Fondée par un musicien local, “Dandora Hiphop City” est un mélange d’organisation de jeunes, collectif de musiciens, de promotion et de projet communautaire. Dans la “ville HipHop”, les enfants peuvent également remettre de petites quantités de plastique et obtenir des points pour une seule bouteille, qu’ils peuvent échanger contre des aliments tels que l’huile, la farine et les légumes. L’organisation vend le plastique recueilli par les enfants aux marchands. Cela ne couvre pas les coûts, il dépend donc des dons.

Le directeur du programme Charles Lukania a également demandé le parrainage de Coca-Cola. Après tout, les enfants de Dandora contribuent un montant pour collecter les déchets plastiques que l’entreprise provoque. Coca-Cola est le leader mondial des déchets plastiques, l’organisation “Break Free from Plastic” a trouvé dans un recensement mondial des déchets dans 51 pays.

La contribution de Coca-Cola: Brause verkaufen

En septembre 2018, Une délégation de Coca-Cola a visité la “ville HipHop” au bord de la montagne des ordures. La société a offert à la “ville HipHop” de mettre en place un réfrigérateur avec des boissons gazeuses que les enfants pourraient acheter. Une entreprise absurde, les collecteurs de déchets ne peuvent généralement pas se permettre des boissons gazeuses.

Pour sa part, Coca-Cola, qui s’est engagée à fabriquer une partie de ses bouteilles à partir de plastique recyclé, compte sur un fonds de 100 millions de dollars pour financer ce projet. L’industrie est bien placée pour obtenir au moins une emprise partielle sur le problème plastique douloureux, la société a informé le “Intercept” sur demande.
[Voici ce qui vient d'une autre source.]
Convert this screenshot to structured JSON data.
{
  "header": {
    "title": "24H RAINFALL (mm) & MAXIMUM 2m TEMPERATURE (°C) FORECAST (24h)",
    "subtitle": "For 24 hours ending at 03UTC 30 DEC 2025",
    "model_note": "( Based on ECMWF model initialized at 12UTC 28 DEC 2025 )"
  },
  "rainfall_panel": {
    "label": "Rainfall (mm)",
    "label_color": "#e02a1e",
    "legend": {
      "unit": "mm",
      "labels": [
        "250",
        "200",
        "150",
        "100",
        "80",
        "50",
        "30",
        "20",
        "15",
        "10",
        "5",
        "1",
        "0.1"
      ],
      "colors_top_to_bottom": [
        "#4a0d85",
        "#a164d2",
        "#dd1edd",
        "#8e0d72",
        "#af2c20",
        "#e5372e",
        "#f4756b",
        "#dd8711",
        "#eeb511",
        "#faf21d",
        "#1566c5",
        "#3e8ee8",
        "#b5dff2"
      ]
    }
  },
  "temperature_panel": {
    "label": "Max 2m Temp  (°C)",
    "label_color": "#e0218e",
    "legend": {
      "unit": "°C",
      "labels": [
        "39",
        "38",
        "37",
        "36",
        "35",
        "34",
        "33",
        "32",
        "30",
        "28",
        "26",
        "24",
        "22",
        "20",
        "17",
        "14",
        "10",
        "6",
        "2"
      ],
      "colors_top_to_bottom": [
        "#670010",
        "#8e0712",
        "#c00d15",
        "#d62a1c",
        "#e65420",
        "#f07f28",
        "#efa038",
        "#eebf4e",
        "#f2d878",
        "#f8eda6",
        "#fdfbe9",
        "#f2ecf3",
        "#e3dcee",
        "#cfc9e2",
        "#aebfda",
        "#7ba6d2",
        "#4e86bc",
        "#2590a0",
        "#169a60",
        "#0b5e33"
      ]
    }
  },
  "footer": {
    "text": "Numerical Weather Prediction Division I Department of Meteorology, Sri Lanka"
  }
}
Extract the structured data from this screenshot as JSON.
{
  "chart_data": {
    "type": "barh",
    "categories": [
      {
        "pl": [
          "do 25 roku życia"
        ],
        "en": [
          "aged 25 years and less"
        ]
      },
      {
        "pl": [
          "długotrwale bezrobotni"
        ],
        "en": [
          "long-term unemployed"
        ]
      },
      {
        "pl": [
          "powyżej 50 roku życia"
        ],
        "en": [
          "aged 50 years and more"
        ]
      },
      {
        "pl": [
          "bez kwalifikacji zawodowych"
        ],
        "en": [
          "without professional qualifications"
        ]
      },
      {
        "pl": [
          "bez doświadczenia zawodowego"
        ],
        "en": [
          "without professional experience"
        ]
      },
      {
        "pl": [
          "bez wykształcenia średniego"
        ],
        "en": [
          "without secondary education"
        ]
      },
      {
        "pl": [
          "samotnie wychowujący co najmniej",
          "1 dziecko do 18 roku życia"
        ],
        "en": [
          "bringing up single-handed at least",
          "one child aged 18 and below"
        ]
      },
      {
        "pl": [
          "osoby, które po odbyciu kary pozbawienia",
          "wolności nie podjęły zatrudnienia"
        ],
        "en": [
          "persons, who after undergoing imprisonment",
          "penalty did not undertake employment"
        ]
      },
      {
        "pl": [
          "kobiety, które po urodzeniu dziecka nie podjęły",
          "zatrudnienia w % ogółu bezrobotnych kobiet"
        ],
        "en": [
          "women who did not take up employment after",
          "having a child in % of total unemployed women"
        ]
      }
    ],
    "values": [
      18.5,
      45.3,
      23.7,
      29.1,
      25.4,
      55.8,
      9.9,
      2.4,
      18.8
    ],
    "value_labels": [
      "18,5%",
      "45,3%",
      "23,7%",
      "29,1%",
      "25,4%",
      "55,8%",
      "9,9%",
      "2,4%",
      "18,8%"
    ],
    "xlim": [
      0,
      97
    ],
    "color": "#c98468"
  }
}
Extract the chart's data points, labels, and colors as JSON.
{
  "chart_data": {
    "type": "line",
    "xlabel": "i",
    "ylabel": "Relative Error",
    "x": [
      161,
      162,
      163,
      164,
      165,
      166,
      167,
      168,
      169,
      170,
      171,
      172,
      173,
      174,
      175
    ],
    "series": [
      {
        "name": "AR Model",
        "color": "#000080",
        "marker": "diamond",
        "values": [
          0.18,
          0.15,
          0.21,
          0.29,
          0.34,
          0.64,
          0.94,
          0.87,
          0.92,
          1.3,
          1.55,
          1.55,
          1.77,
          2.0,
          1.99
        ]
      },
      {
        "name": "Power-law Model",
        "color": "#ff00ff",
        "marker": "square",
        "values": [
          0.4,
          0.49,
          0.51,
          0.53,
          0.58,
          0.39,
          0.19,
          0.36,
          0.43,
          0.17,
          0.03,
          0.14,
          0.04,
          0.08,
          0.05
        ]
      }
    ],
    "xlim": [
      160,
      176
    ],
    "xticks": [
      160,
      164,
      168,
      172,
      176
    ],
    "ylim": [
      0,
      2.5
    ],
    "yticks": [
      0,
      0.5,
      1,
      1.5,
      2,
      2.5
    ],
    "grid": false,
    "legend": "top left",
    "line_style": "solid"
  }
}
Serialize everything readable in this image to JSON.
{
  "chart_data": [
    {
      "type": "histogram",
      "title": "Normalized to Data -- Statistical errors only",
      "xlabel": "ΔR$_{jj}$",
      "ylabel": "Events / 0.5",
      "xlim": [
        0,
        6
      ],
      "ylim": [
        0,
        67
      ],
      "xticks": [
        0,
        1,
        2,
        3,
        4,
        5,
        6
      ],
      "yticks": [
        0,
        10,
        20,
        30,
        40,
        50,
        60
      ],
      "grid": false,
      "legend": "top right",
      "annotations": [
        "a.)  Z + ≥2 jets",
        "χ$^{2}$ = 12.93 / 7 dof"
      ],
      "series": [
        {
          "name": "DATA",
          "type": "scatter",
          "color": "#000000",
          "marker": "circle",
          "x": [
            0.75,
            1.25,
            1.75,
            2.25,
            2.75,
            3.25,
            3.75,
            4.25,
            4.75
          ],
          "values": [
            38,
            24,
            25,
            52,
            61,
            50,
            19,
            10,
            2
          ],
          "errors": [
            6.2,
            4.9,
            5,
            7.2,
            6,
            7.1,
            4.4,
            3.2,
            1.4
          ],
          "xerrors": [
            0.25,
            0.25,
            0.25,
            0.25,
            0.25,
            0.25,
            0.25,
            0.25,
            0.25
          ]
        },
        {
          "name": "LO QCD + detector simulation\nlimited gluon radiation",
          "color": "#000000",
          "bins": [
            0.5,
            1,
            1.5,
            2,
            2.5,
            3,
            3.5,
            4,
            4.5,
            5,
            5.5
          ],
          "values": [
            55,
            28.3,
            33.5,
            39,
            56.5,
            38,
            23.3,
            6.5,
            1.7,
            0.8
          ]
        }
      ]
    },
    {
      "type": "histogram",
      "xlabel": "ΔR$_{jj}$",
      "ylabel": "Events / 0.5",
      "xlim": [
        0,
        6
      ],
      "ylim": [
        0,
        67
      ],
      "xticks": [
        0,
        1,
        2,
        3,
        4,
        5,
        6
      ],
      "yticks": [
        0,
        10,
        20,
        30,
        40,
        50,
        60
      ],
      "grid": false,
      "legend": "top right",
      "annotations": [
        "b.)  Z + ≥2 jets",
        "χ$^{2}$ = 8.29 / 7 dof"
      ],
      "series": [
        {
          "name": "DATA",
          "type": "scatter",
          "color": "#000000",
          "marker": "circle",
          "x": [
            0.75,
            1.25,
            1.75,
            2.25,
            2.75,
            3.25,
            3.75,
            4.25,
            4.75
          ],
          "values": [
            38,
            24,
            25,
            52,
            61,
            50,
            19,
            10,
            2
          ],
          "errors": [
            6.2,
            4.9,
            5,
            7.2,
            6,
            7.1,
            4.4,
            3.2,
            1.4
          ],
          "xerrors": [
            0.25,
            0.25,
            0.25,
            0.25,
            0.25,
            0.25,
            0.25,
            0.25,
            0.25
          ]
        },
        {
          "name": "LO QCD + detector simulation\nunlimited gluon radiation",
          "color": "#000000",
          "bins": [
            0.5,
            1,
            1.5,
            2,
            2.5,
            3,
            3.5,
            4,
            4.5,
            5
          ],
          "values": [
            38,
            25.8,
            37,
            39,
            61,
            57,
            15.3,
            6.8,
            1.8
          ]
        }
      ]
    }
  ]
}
Coca-Cola ne sait rien sur “Dandora Hiphop City” et une demande de financement. “La société et ses partenaires d’embouteillage au Kenya ne sont pas au courant d’une demande spécifique par le groupe pour une subvention et n’avait aucun lien direct avec” Dandora Hiphop City", Coca-Cola Afrique du Sud a répondu à une demande par e-mail. Cependant, Camilla Osborne, responsable des communications de Coca-Cola pour L’Afrique du Sud et de l’est, a confirmé que Coca-Cola avait participé à un projet de nettoyage à Dandora et fourni des boissons aux participants. “Une seule organisation ne peut pas résoudre le problème du plastique”, a-t-elle déclaré.